Speakers at this year’s IFC included a “who’s who of business leaders in Texas,” Dueser says, including House Financial Services Committee Chairman Jeb Hensarling (R-Texas), Texas business legend Paul Hobby, Wells Fargo head of innovation Steve Ellis, Southwest Airlines Chairman and CEO Gary Kelly, global real estate developer Ross Perot Jr. and ExxonMobil senior adviser Todd Onderdonk. Attendees also toured the Dallas Fed.
Evans hosted a dinner at the George W. Bush Library with a talk by Joni Carswell, executive director of Laura Bush’s conservation charity Texan by Nature. Meanwhile, Dueser hosted a dinner and reception at the ranch of country music radio legend Bob Kingsley and his wife, Nan, who breed cutting horses. The IFC isn’t all banking; its programs “focus on culture, on business, on a little bit of everything,” Dueser says.
Dueser is looking forward to next year’s program in Sydney, Australia. Everywhere he travels for IFC, he’s learned something that has broadened his perspective. “It’s a fact that we’re in a world economic situation today.”

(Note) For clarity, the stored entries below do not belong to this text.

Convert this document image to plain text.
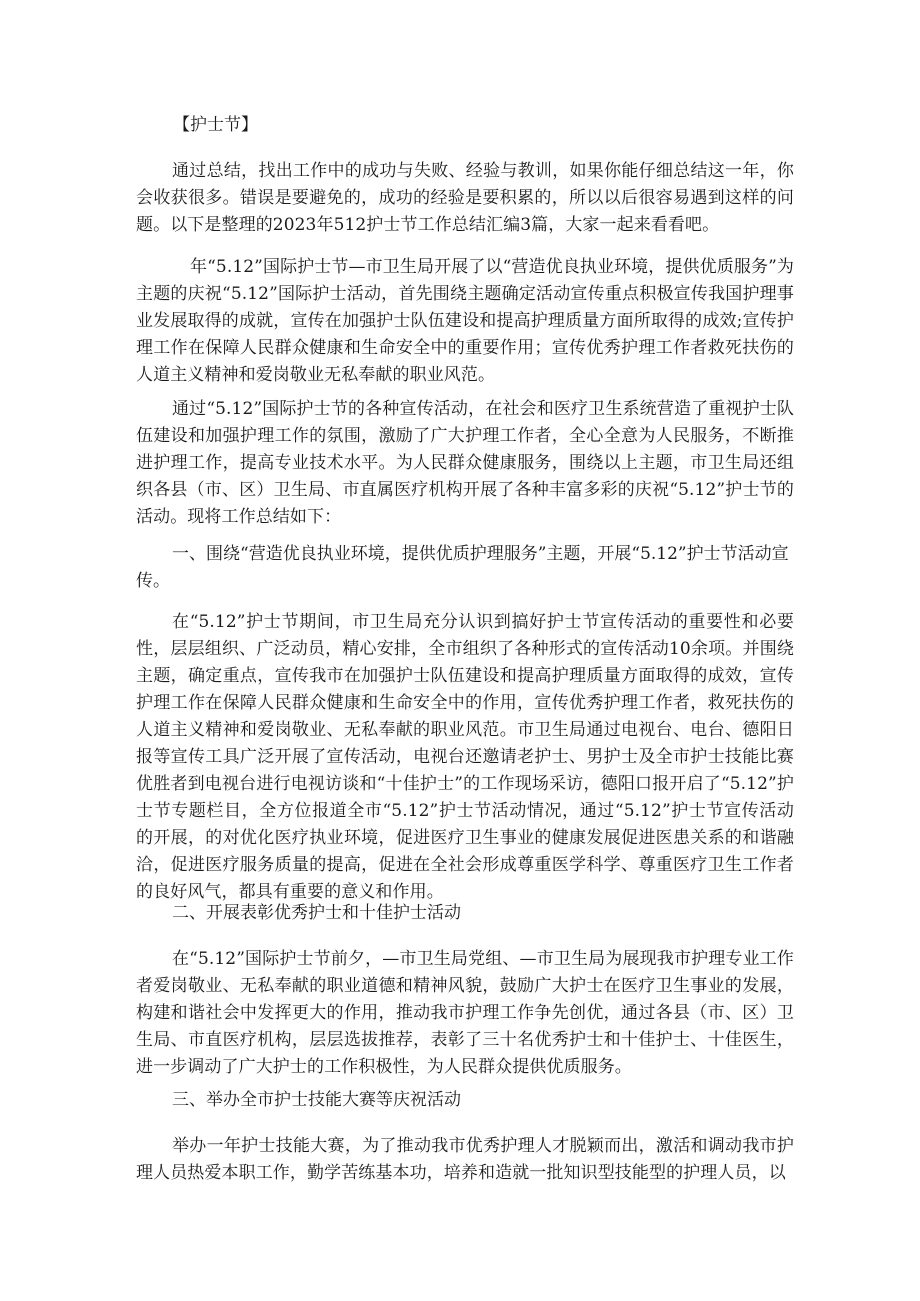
【护士节】

通过总结，找出工作中的成功与失败、经验与教训，如果你能仔细总结这一年，你会收获很多。错误是要避免的，成功的经验是要积累的，所以以后很容易遇到这样的问题。以下是整理的2023年512护士节工作总结汇编3篇，大家一起来看看吧。

年“5.12”国际护士节—市卫生局开展了以“营造优良执业环境，提供优质服务”为主题的庆祝“5.12”国际护士活动，首先围绕主题确定活动宣传重点积极宣传我国护理事业发展取得的成就，宣传在加强护士队伍建设和提高护理质量方面所取得的成效;宣传护理工作在保障人民群众健康和生命安全中的重要作用；宣传优秀护理工作者救死扶伤的人道主义精神和爱岗敬业无私奉献的职业风范。

通过“5.12”国际护士节的各种宣传活动，在社会和医疗卫生系统营造了重视护士队伍建设和加强护理工作的氛围，激励了广大护理工作者，全心全意为人民服务，不断推进护理工作，提高专业技术水平。为人民群众健康服务，围绕以上主题，市卫生局还组织各县（市、区）卫生局、市直属医疗机构开展了各种丰富多彩的庆祝“5.12”护士节的活动。现将工作总结如下：

一、围绕“营造优良执业环境，提供优质护理服务”主题，开展“5.12”护士节活动宣传。

在“5.12”护士节期间，市卫生局充分认识到搞好护士节宣传活动的重要性和必要性，层层组织、广泛动员，精心安排，全市组织了各种形式的宣传活动10余项。并围绕主题，确定重点，宣传我市在加强护士队伍建设和提高护理质量方面取得的成效，宣传护理工作在保障人民群众健康和生命安全中的作用，宣传优秀护理工作者，救死扶伤的人道主义精神和爱岗敬业、无私奉献的职业风范。市卫生局通过电视台、电台、德阳日报等宣传工具广泛开展了宣传活动，电视台还邀请老护士、男护士及全市护士技能比赛优胜者到电视台进行电视访谈和“十佳护士”的工作现场采访，德阳口报开启了“5.12”护士节专题栏目，全方位报道全市“5.12”护士节活动情况，通过“5.12”护士节宣传活动的开展，的对优化医疗执业环境，促进医疗卫生事业的健康发展促进医患关系的和谐融洽，促进医疗服务质量的提高，促进在全社会形成尊重医学科学、尊重医疗卫生工作者的良好风气，都具有重要的意义和作用。

二、开展表彰优秀护士和十佳护士活动

在“5.12”国际护士节前夕，—市卫生局党组、—市卫生局为展现我市护理专业工作者爱岗敬业、无私奉献的职业道德和精神风貌，鼓励广大护士在医疗卫生事业的发展，构建和谐社会中发挥更大的作用，推动我市护理工作争先创优，通过各县（市、区）卫生局、市直医疗机构，层层选拔推荐，表彰了三十名优秀护士和十佳护士、十佳医生，进一步调动了广大护士的工作积极性，为人民群众提供优质服务。

三、举办全市护士技能大赛等庆祝活动

举办一年护士技能大赛，为了推动我市优秀护理人才脱颖而出，激活和调动我市护理人员热爱本职工作，勤学苦练基本功，培养和造就一批知识型技能型的护理人员，以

And beyond the personal benefits, each new global relationship forged at the IFC brings value back to the bank, says Evans. “When you understand from those organizations that have been doing international business for years and years, you learn how it’s done, and it’s no longer a mystery,” he explains. “We at Frost are a relationship bank. [Via IFC] I can have relationships with international bankers, and through them, I can better serve my customers.”